CS44 W00: Lecture 7

Topics:

  1. Intro to Game Playing
  2. Minimax
  3. Alpha-beta pruning
  4. Complexity of Minimax with alpha-beta pruning

Introduction to Game Playing

Game playing is a discrete, structured task, which made it an early favourite of AI researchers. Most work focuses on games of perfect information such as tic-tac-toe, chess, backgammon, etc. Initially it was thought that the computer would play a successful game by cleverly choosing among different strategies from a database. Experience has shown that strightforward search does better. This is what Deep Blue used last year to beat the great master Kasparov.

Game playing can be formalized as search as follows: the initial state is the initial board position.
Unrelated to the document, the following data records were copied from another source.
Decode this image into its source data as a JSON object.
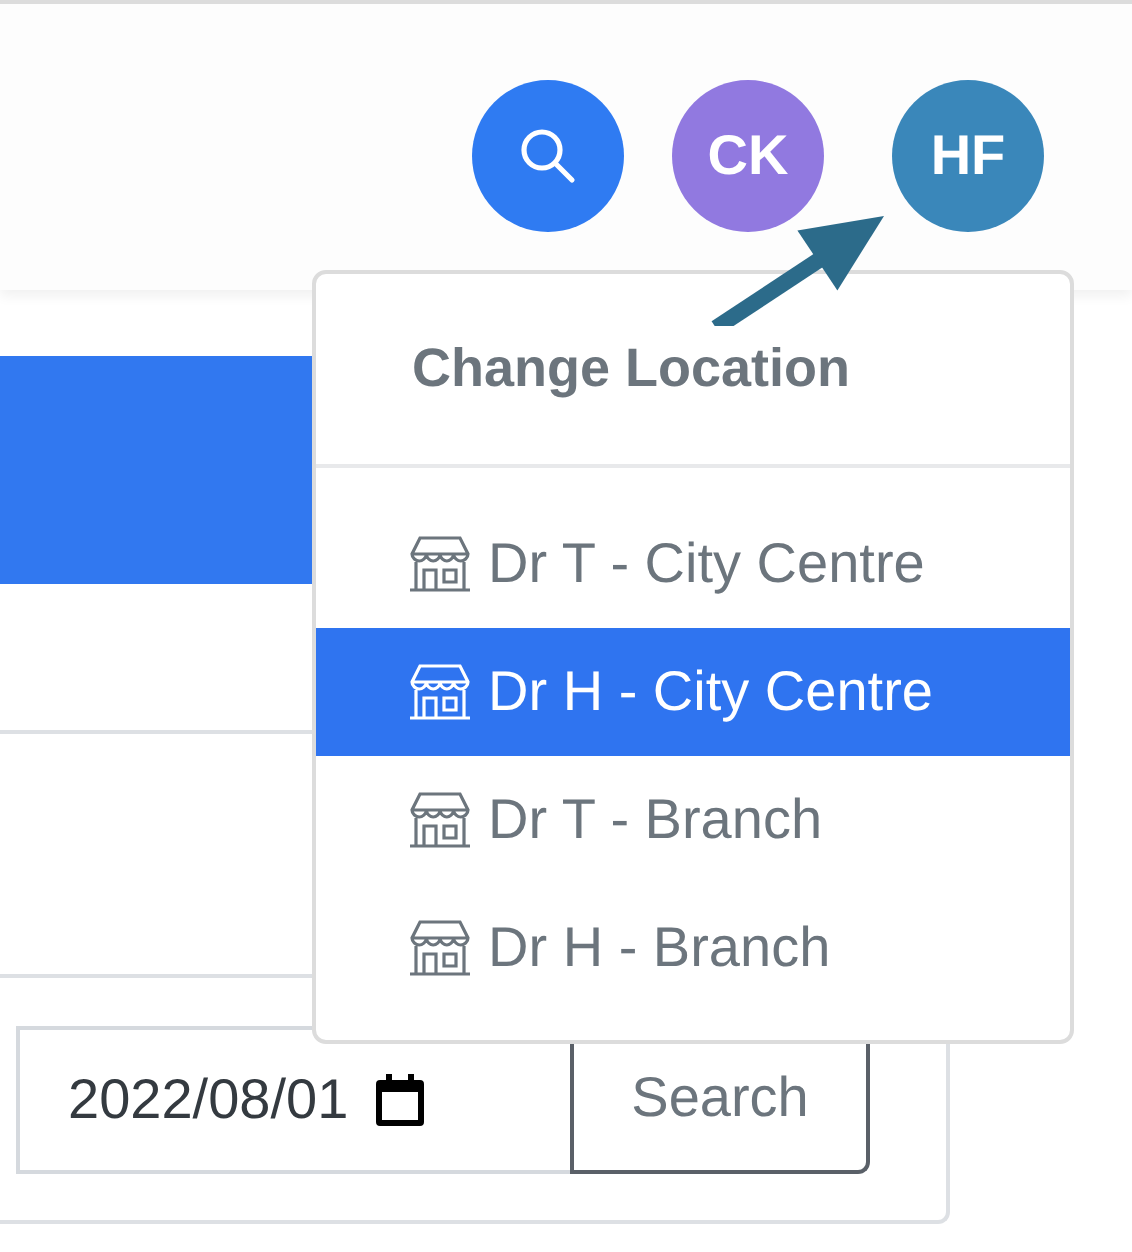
{
  "header": {
    "avatars": [
      {
        "initials": "CK",
        "color": "#9179e0"
      },
      {
        "initials": "HF",
        "color": "#3a87ba"
      }
    ]
  },
  "filter": {
    "date": "2022/08/01",
    "button": "Search"
  },
  "location_menu": {
    "title": "Change Location",
    "items": [
      {
        "label": "Dr T - City Centre",
        "selected": false
      },
      {
        "label": "Dr H - City Centre",
        "selected": true
      },
      {
        "label": "Dr T - Branch",
        "selected": false
      },
      {
        "label": "Dr H - Branch",
        "selected": false
      }
    ]
  }
}
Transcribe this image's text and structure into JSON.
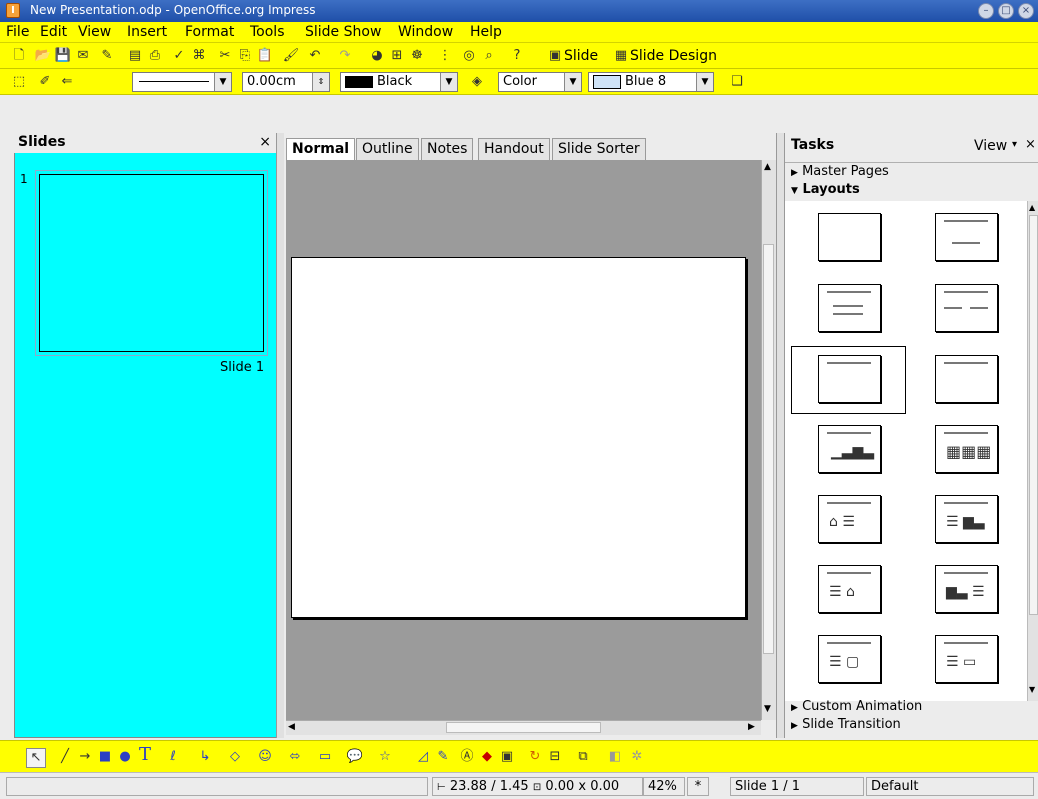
{
  "window": {
    "title": "New Presentation.odp - OpenOffice.org Impress"
  },
  "menu": [
    "File",
    "Edit",
    "View",
    "Insert",
    "Format",
    "Tools",
    "Slide Show",
    "Window",
    "Help"
  ],
  "toolbar1": {
    "slide_label": "Slide",
    "slide_design_label": "Slide Design"
  },
  "toolbar2": {
    "line_width": "0.00cm",
    "line_color": "Black",
    "area_style": "Color",
    "area_color": "Blue 8"
  },
  "slides_pane": {
    "title": "Slides",
    "close": "×",
    "slide_number": "1",
    "slide_name": "Slide 1"
  },
  "view_tabs": [
    "Normal",
    "Outline",
    "Notes",
    "Handout",
    "Slide Sorter"
  ],
  "tasks_pane": {
    "title": "Tasks",
    "view_label": "View",
    "close": "×",
    "sections": {
      "master_pages": "Master Pages",
      "layouts": "Layouts",
      "custom_animation": "Custom Animation",
      "slide_transition": "Slide Transition"
    }
  },
  "status_bar": {
    "position": "23.88 / 1.45",
    "size": "0.00 x 0.00",
    "zoom": "42%",
    "modified": "*",
    "slide": "Slide 1 / 1",
    "master": "Default"
  },
  "colors": {
    "toolbar_bg": "#ffff00",
    "slide_pane_bg": "#00ffff",
    "title_bar": "#2a5bb3",
    "canvas": "#9b9b9b"
  }
}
The operators define the set of legal moves from any position. The final test determines when the game is over. The utility function gives a numeric outcome for the game.

Minimax

Minimax is an algorithm that searches game trees. It assumes that the players take alternate moves. It uses a utility function whose values are good for player 1 when they are big and whose values are good for player 2 when the values are small. Thus, the first player's (MAX's) goal is to select a move that maximizes the utility function. The second player's (MIN's) goal is to select a move that minimizes the utility function (hence the name of the algorithm). It maximizes the utility under the assumption that the opponent will play perfectly. The time complexity of minimax is O(b^m) and the space complexity is O(bm), where b is the number of legal moves at each point and m is the maximum depth of the tree.

N-move look ahead is a variation of minimax that is applied when there is no time to search all the way to the leaves of the tree. The search stops earlier and a heuristic evaluation function is applied to the leaves instead of a utility function. The evaluation function should agree with the utility function on terminal states, should not take too long to calculate, and should reflect the actual chances of winning (e.g., for chess use the difference in he number of pieces belonging to MAX and MIN or even assign different weight to each piece). Problems: evaluation to a fixed ply-depth can be misleading. Horizon effect problem.

Alpha-beta pruning

Attempts to calculate the correct minimax decision without looking at every node of the game search tree. It appears that many branches can be ignored (pruned). Two values are created during the search: alpha-value (associated with MAX nodes) and beta-value (associate with MIN nodes).

Complexity of Minimax with alpha-beta pruning

In the worst case, where there is no node to be pruned, the full tree will be examined (or the complete tree up to the cutoff at a depth d). Alpha beta pruning saves, but how much? Notice that in the best case, each node will examine 2b-1 grandchildren to decide on its value. In the worst case, the node would examine b^2 grandchildren. This essentially means that the overall algorithm examined O( b^(d/2) ) nodes, the same as a worst-case algorithm whose cutoff is half of d. In practice this is significant.